Before: PREGERSON, REINHARDT, and T.G. NELSON, Circuit Judges.


MEMORANDUM** 

Federal prisoner David Sitton appeals the district court's denial of his 28 U.S.C. § 2255 motion. We review de novo a district court's decision on a § 2255 motion. Sanchez v. United States, 50 F.3d 1448, 1451-52 (9th Cir. 1995). We have jurisdiction pursuant to 28 U.S.C. § 2255, and we affirm.

Sitton contends that he was erroneously sentenced because the government failed to prove that his drug conspiracy conviction involved d-methamphetamine rather than l-methamphetamine. Because he did not object at sentencing or on direct appeal, his claim is foreclosed by United States v. McMullen, No. 95-36031, slip op. at 14013 (9th Cir. Oct. 23, 1996).

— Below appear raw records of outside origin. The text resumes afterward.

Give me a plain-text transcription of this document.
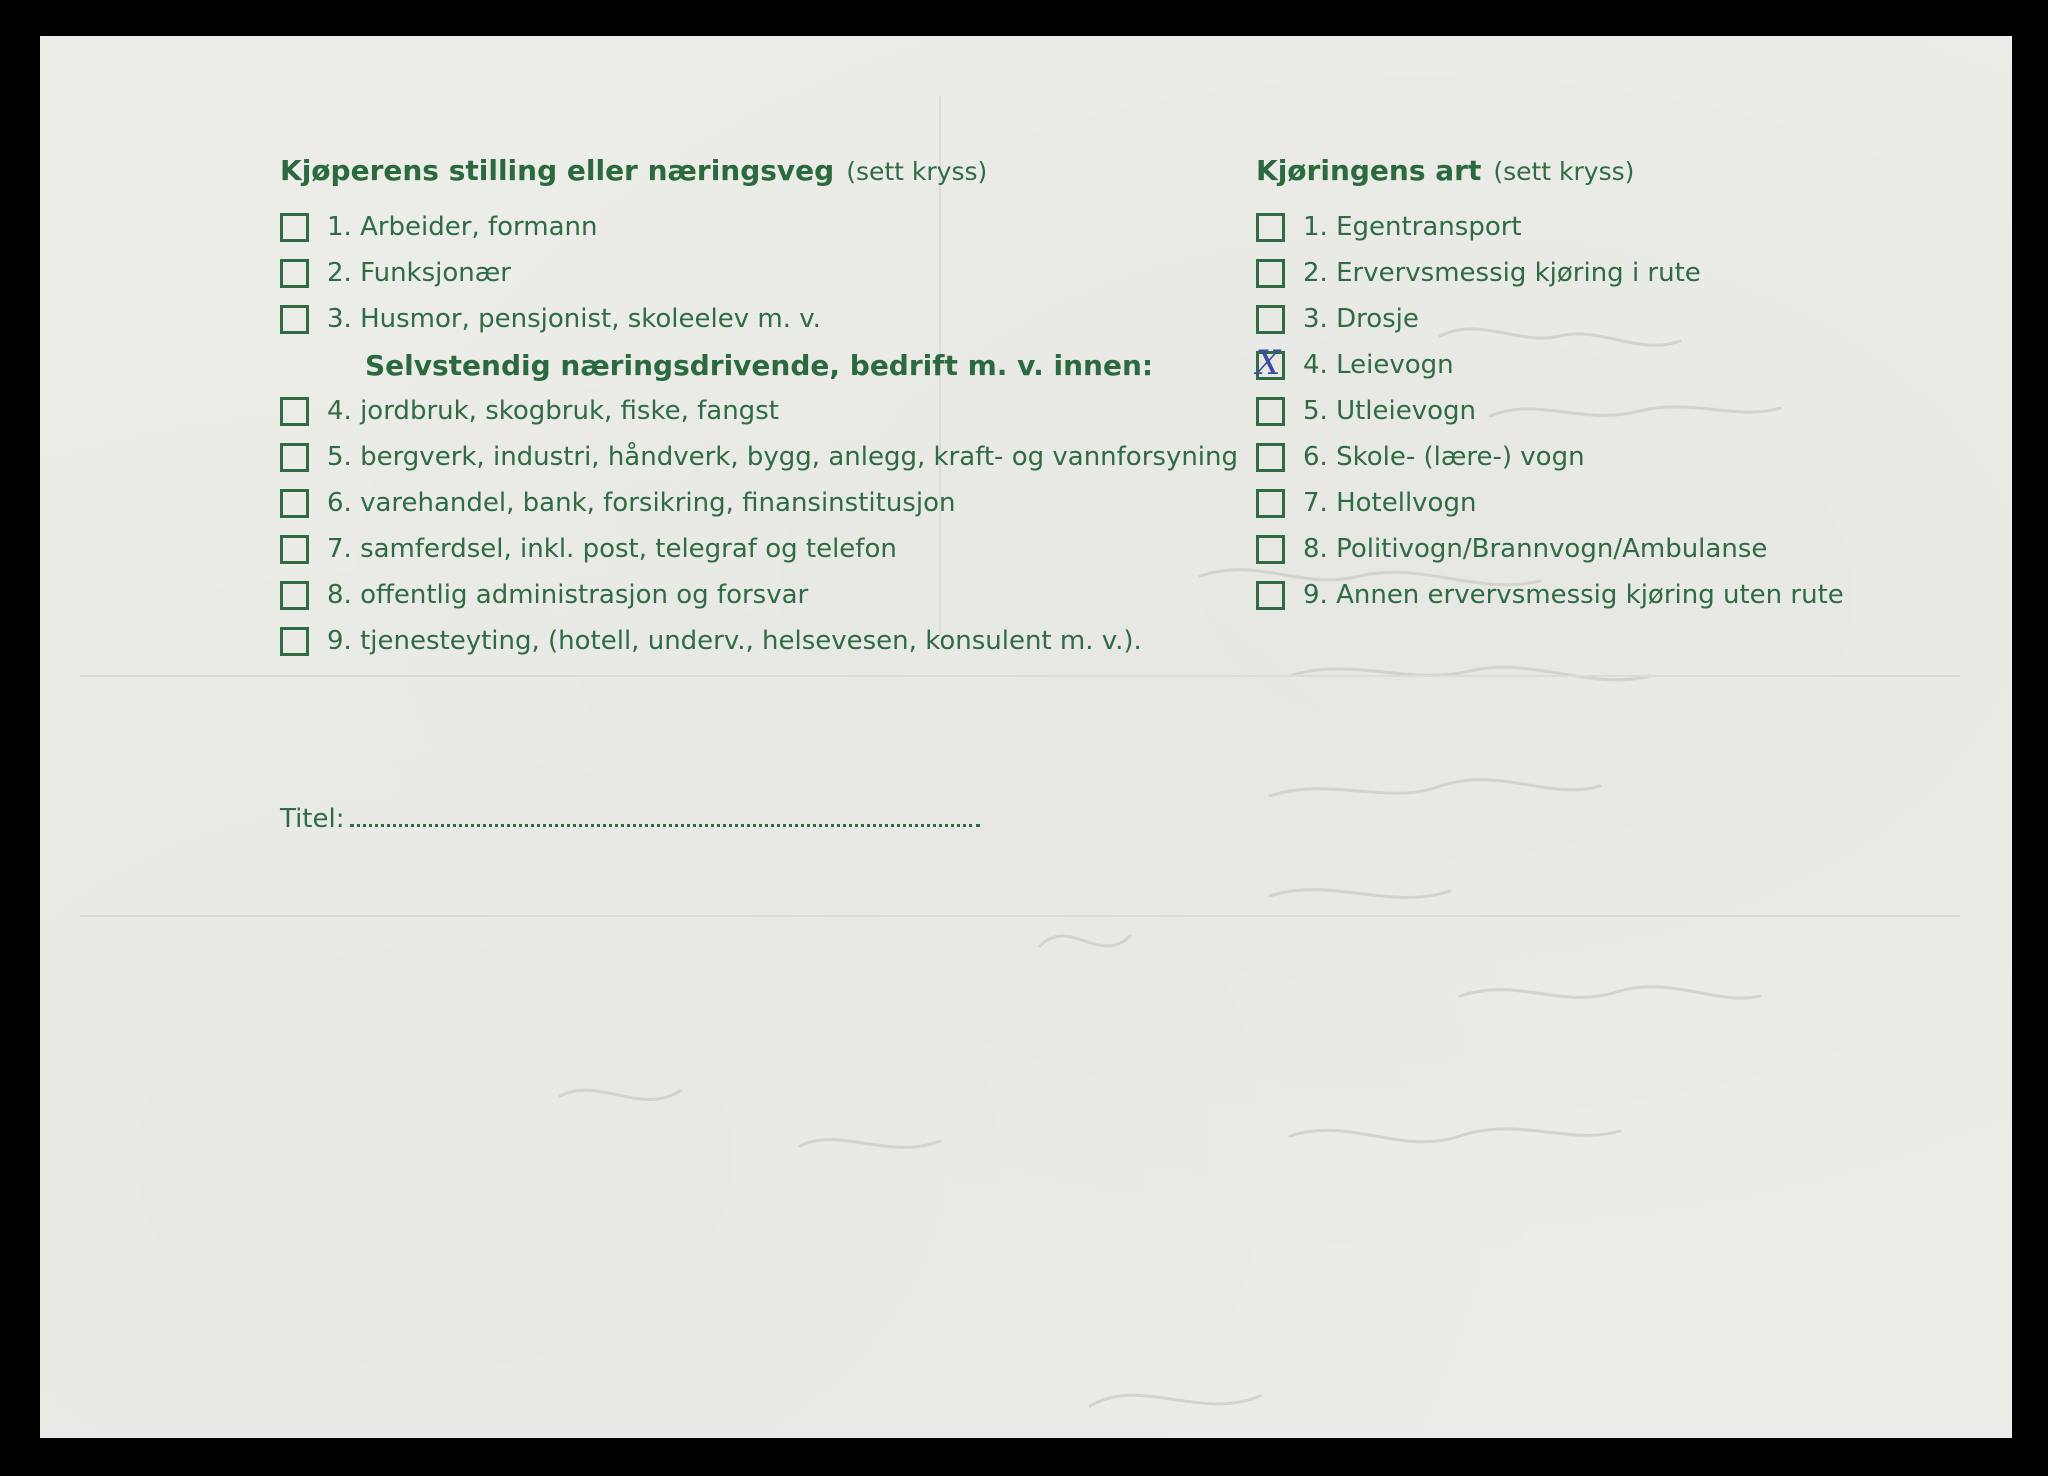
Kjøperens stilling eller næringsveg (sett kryss)
1. Arbeider, formann
2. Funksjonær
3. Husmor, pensjonist, skoleelev m. v.
Selvstendig næringsdrivende, bedrift m. v. innen:
4. jordbruk, skogbruk, fiske, fangst
5. bergverk, industri, håndverk, bygg, anlegg, kraft- og vannforsyning
6. varehandel, bank, forsikring, finansinstitusjon
7. samferdsel, inkl. post, telegraf og telefon
8. offentlig administrasjon og forsvar
9. tjenesteyting, (hotell, underv., helsevesen, konsulent m. v.).
Titel:
Kjøringens art (sett kryss)
1. Egentransport
2. Ervervsmessig kjøring i rute
3. Drosje
X 4. Leievogn
5. Utleievogn
6. Skole- (lære-) vogn
7. Hotellvogn
8. Politivogn/Brannvogn/Ambulanse
9. Annen ervervsmessig kjøring uten rute
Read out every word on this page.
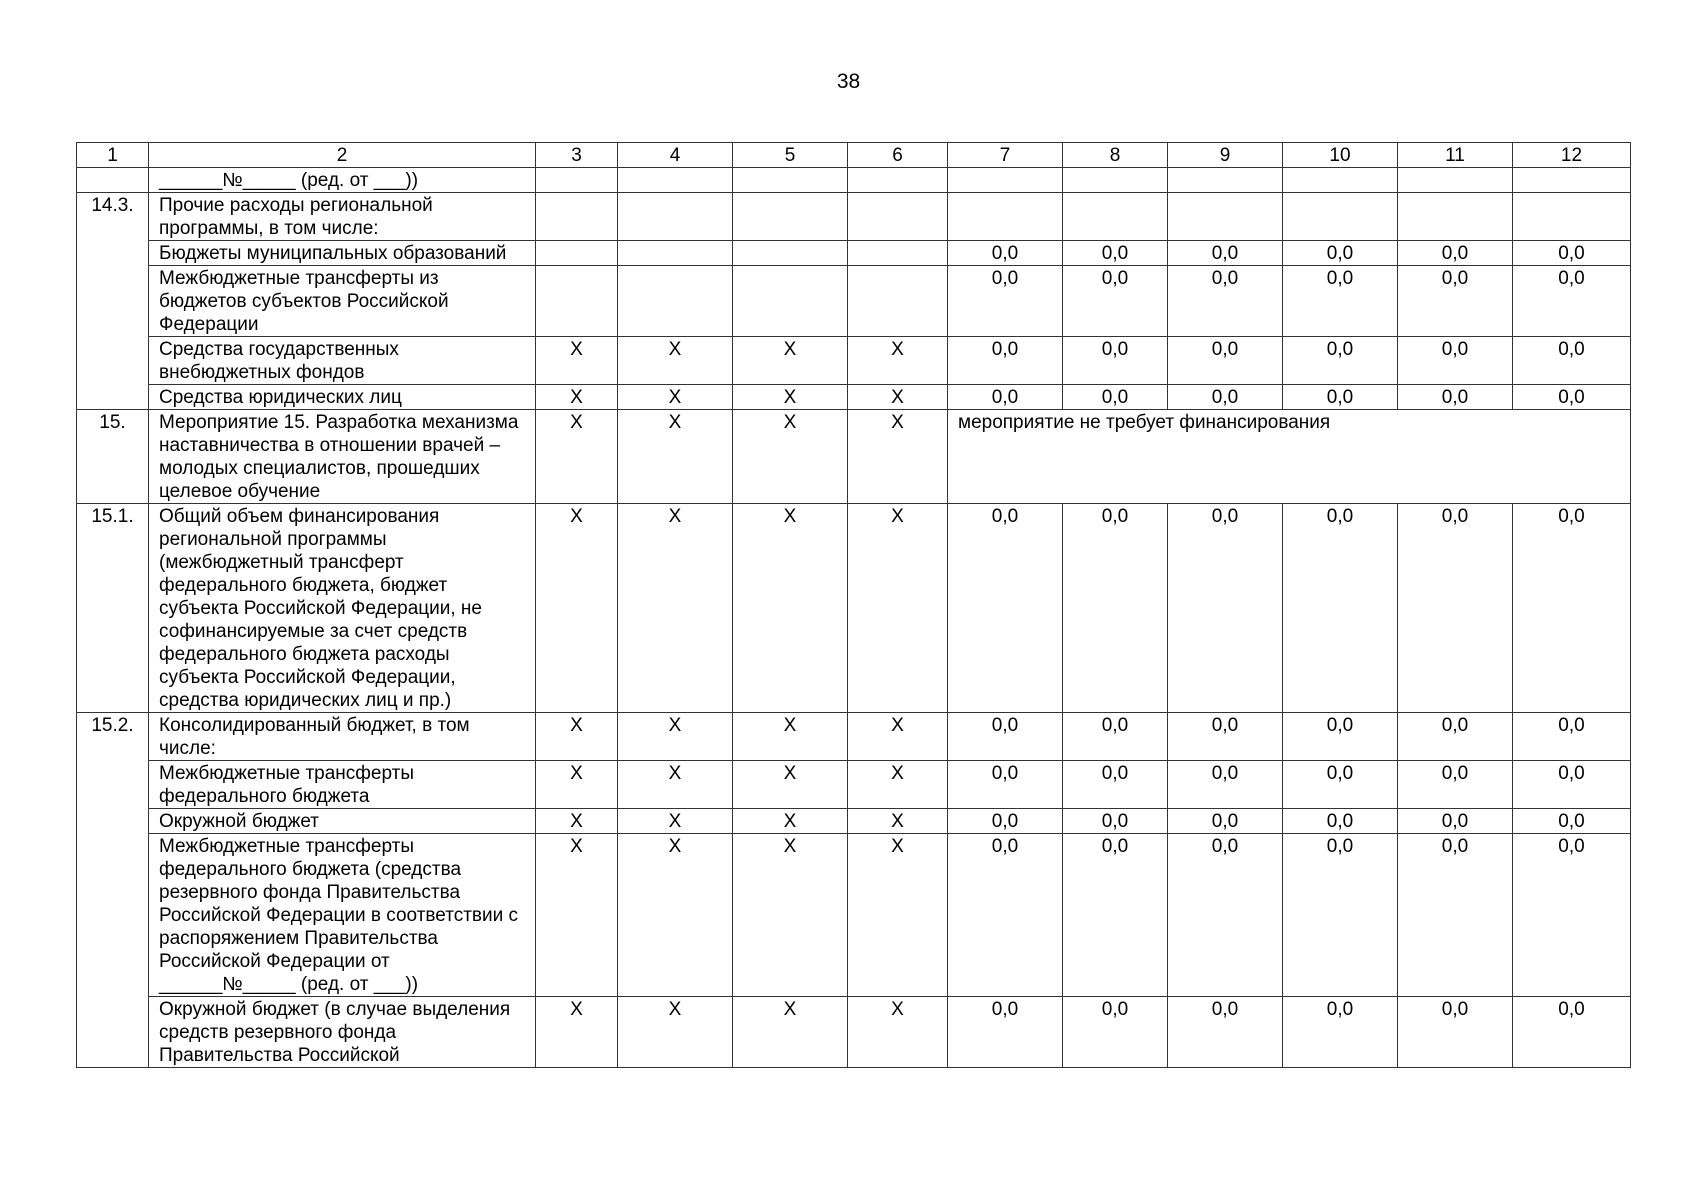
38
1	2	3	4	5	6	7	8	9	10	11	12
	______№_____ (ред. от ___))										
14.3.	Прочие расходы региональной программы, в том числе:										
	Бюджеты муниципальных образований					0,0	0,0	0,0	0,0	0,0	0,0
	Межбюджетные трансферты из бюджетов субъектов Российской Федерации					0,0	0,0	0,0	0,0	0,0	0,0
	Средства государственных внебюджетных фондов	X	X	X	X	0,0	0,0	0,0	0,0	0,0	0,0
	Средства юридических лиц	X	X	X	X	0,0	0,0	0,0	0,0	0,0	0,0
15.	Мероприятие 15. Разработка механизма наставничества в отношении врачей – молодых специалистов, прошедших целевое обучение	X	X	X	X	мероприятие не требует финансирования					
15.1.	Общий объем финансирования региональной программы (межбюджетный трансферт федерального бюджета, бюджет субъекта Российской Федерации, не софинансируемые за счет средств федерального бюджета расходы субъекта Российской Федерации, средства юридических лиц и пр.)	X	X	X	X	0,0	0,0	0,0	0,0	0,0	0,0
15.2.	Консолидированный бюджет, в том числе:	X	X	X	X	0,0	0,0	0,0	0,0	0,0	0,0
	Межбюджетные трансферты федерального бюджета	X	X	X	X	0,0	0,0	0,0	0,0	0,0	0,0
	Окружной бюджет	X	X	X	X	0,0	0,0	0,0	0,0	0,0	0,0
	Межбюджетные трансферты федерального бюджета (средства резервного фонда Правительства Российской Федерации в соответствии с распоряжением Правительства Российской Федерации от ______№_____ (ред. от ___))	X	X	X	X	0,0	0,0	0,0	0,0	0,0	0,0
	Окружной бюджет (в случае выделения средств резервного фонда Правительства Российской	X	X	X	X	0,0	0,0	0,0	0,0	0,0	0,0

Because Sitton failed to allege facts entitling him to relief, the district court did not abuse its discretion by denying Sitton an evidentiary hearing. Frazer v. United States, 18 F.3d 778, 781 (9th Cir. 1994).

Sitton raises other issues for the first time on appeal. He contends that counsel was ineffective for failing to make the d-versus l-methamphetamine challenge at sentencing; amendment 484 to the Sentencing Guidelines should be applied retroactively; and the fifty percent ephedrine-to-methamphetamine conversion rate employed by the district court at sentencing was erroneous. Because Sitton failed to raise these issues in his § 2255 motion in the district court, we do not address them here. See United States v. Beierle, 77 F.3d 1199, 1201 (9th Cir. 1996).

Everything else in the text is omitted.